A new field method to characterise the runoff generation potential of burned hillslopes
NASA Astrophysics Data System (ADS)
Sheridan, Gary; Lane, Patrick; Langhans, Christoph
2016-04-01
The prediction of post fire runoff generation is critical for the estimation of post fire erosion processes and rates. Typical field measures for determining infiltration model parameters include ring infiltrometers, tension infiltrometers, rainfall simulators and natural runoff plots. However predicting the runoff generating potential of post-fire hillslopes is difficult due to the high spatial variability of soil properties relative to the size of the measurement method, the poorly understood relationship between water repellence and runoff generation, known scaling issues with all the above hydraulic measurements, and logistical limitations for measurements in remote environments. In this study we tested a new field method for characterizing surface runoff generation potential that overcomes these limitations and is quick, simple and cheap to apply in the field. The new field method involves the manual application of a 40mm depth of Brilliant Blue FCF food dye along a 10cm wide and 5m long transect along the contour under slightly-ponded conditions. After 24 hours the transect is excavated to a depth of 10cm and the percentage dyed area within the soil profile recorded manually.

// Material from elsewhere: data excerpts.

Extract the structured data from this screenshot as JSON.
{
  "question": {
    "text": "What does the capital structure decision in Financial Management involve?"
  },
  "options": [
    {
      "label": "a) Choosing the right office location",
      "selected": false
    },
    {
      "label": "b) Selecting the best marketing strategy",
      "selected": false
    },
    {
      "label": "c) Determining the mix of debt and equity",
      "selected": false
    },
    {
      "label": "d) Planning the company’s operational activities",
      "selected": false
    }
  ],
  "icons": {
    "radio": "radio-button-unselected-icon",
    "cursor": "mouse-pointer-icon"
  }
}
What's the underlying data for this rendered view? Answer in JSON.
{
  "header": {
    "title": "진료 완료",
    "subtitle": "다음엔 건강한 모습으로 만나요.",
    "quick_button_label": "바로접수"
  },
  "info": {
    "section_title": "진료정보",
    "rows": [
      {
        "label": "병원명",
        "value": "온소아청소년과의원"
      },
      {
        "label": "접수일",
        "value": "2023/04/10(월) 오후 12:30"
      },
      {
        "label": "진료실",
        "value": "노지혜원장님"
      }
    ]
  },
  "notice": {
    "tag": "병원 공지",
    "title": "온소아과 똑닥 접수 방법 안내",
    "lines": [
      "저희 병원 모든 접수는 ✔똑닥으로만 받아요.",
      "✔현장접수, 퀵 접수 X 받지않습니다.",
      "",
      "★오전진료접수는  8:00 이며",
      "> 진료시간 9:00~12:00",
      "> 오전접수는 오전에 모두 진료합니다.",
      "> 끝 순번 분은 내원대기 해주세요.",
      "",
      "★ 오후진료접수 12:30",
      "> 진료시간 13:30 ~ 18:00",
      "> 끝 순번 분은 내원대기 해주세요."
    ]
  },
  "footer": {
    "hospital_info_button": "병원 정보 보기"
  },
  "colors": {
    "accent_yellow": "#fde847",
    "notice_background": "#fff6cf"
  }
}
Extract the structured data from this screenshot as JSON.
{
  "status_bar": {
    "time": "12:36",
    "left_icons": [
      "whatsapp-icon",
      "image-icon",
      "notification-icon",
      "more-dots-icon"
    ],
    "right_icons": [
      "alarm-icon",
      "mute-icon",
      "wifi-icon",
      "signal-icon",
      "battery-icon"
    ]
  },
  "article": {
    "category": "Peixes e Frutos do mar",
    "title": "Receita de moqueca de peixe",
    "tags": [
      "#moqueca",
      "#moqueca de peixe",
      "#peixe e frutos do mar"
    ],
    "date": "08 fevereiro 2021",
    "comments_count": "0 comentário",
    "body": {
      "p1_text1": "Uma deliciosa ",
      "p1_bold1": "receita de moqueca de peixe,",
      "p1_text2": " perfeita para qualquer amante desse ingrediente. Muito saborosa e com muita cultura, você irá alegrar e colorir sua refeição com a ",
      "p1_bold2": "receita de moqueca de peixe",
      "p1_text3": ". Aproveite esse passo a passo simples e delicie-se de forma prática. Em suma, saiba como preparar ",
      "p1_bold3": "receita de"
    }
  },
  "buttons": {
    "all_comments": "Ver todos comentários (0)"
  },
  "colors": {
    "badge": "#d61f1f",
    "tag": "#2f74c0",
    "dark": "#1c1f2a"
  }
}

The dyed area is an index of infiltration potential of the soil during intense rainfall events, and captures both spatial variability and water repellence effects. The dye measurements were made adjacent to long term instrumented post fire rainfall-runoff plots on 7 contrasting soil types over a 6 month period, and the results show surprisingly strong correlations (r2 = 0.9) between the runoff-ratio from the plots and the dyed area. The results are used to develop an initial conceptual model that links the dye index with an infiltration model and parameters suited to burnt hillslopes. The capacity of this method to provide a simple, and reliable indicator of post fire runoff potential from different fire severities, soil types and treatments is explored in this presentation.